Oniva Pty Ltd’s plan to build a 39-room boarding house along with eight shops, a cafe and a co-working space in the town’s Bayside precinct has drawn strong opposition from neighbours. They say it is a major overdevelopment of the site that will result in severe parking, traffic and other amenity impacts for those living nearby.  

When Byron Council did not immediately approve the application, Oniva rushed to the LEC to appeal the ‘deemed refusal’ of its plan. So keen was the developer to commence proceedings, that it initiated them before the 40-day deemed refusal period had expired, and was forced to reapply four days later.

On March 15, around a month after the proceedings were lodged, lawyers for the two parties met for a compulsory conciliation meeting.

Council declined to comment on what occurred at the conference, when asked by The Echo last week.

However, The Echo understands that during the meeting, Oniva offered a revised DA in a bid to gain approval from Council.

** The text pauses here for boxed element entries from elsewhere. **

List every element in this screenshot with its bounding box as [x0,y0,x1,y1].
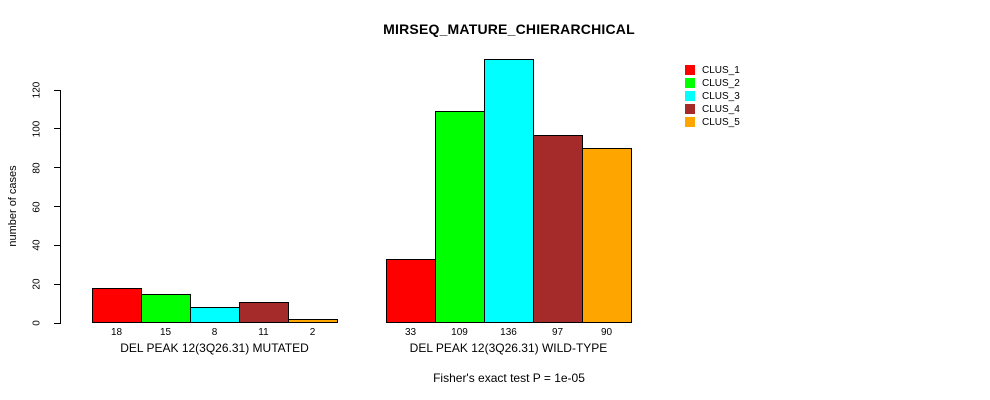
bar-clus_2 [435,111,485,323]
y-tick-label: 20 [31,278,43,290]
bar-value-label: 33 [404,327,417,338]
fisher-test-annotation: Fisher's exact test P = 1e-05 [433,371,585,385]
legend-swatch-clus_2 [685,78,695,88]
y-tick-mark [54,128,60,130]
y-tick-label: 120 [31,81,43,99]
bar-clus_1 [386,259,436,323]
y-tick-mark [54,206,60,207]
y-tick-label: 40 [31,239,43,251]
bar-value-label: 109 [451,327,468,338]
bar-value-label: 90 [600,327,613,338]
y-tick-label: 60 [31,200,43,213]
legend-swatch-clus_3 [685,91,695,101]
y-tick-mark [54,244,60,246]
y-axis-label: number of cases [7,165,19,247]
y-tick-mark [54,167,60,169]
bar-clus_3 [484,59,534,323]
chart-title: MIRSEQ_MATURE_CHIERARCHICAL [383,21,635,37]
bar-clus_5 [288,319,338,323]
group-label: DEL PEAK 12(3Q26.31) WILD-TYPE [409,341,608,355]
bar-clus_1 [92,288,142,323]
bar-clus_4 [239,302,289,323]
bar-value-label: 8 [211,327,218,338]
bar-value-label: 15 [159,327,172,338]
y-tick-label: 80 [31,162,43,174]
bar-clus_3 [190,307,240,323]
legend-label: CLUS_1 [702,65,740,76]
group-label: DEL PEAK 12(3Q26.31) MUTATED [120,341,309,355]
bar-value-label: 136 [500,327,517,338]
bar-clus_2 [141,294,191,323]
y-axis-line [60,90,61,324]
legend-label: CLUS_2 [702,78,740,89]
y-tick-label: 100 [31,120,43,138]
legend-swatch-clus_5 [685,117,695,127]
bar-value-label: 18 [110,327,123,338]
legend-label: CLUS_5 [702,117,740,128]
legend-swatch-clus_4 [685,104,695,114]
bar-value-label: 97 [551,327,564,338]
bar-value-label: 11 [258,327,269,338]
y-tick-label: 0 [31,320,43,326]
legend-label: CLUS_4 [702,104,740,115]
y-tick-mark [54,283,60,285]
y-tick-mark [54,89,60,91]
bar-clus_4 [533,135,583,323]
y-tick-mark [54,322,60,324]
legend-label: CLUS_3 [702,91,740,102]
bar-clus_5 [582,148,632,323]
legend-swatch-clus_1 [685,65,695,75]
bar-value-label: 2 [309,327,316,338]
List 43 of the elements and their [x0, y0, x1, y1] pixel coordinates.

The hearing was then adjourned to March 29 so that the matter could come back before this week’s full Council meeting on Thursday.

At that meeting, councillors will decide whether or not to authorise General Manager Mark Arnold to negotiate conditional approval of the plan as part of the court conciliation process.

This approach of delegating authority to Council’s GM to negotiate an approval during preliminary court proceedings has been followed on a number of occasions in the past two years.

While it has involved significant reductions in the size and scale of proposed developments in some cases, in other cases, it has drawn the ire of neighbours because it effectively leaves them out of the final discussions over what will be built. When a developer such as Oniva puts forward a revised plan there is no public consultation. Instead the GM decides whether or not to proceed based on the instructions from councillors.

The development appears to be a joint project involving Oniva and The Kollective.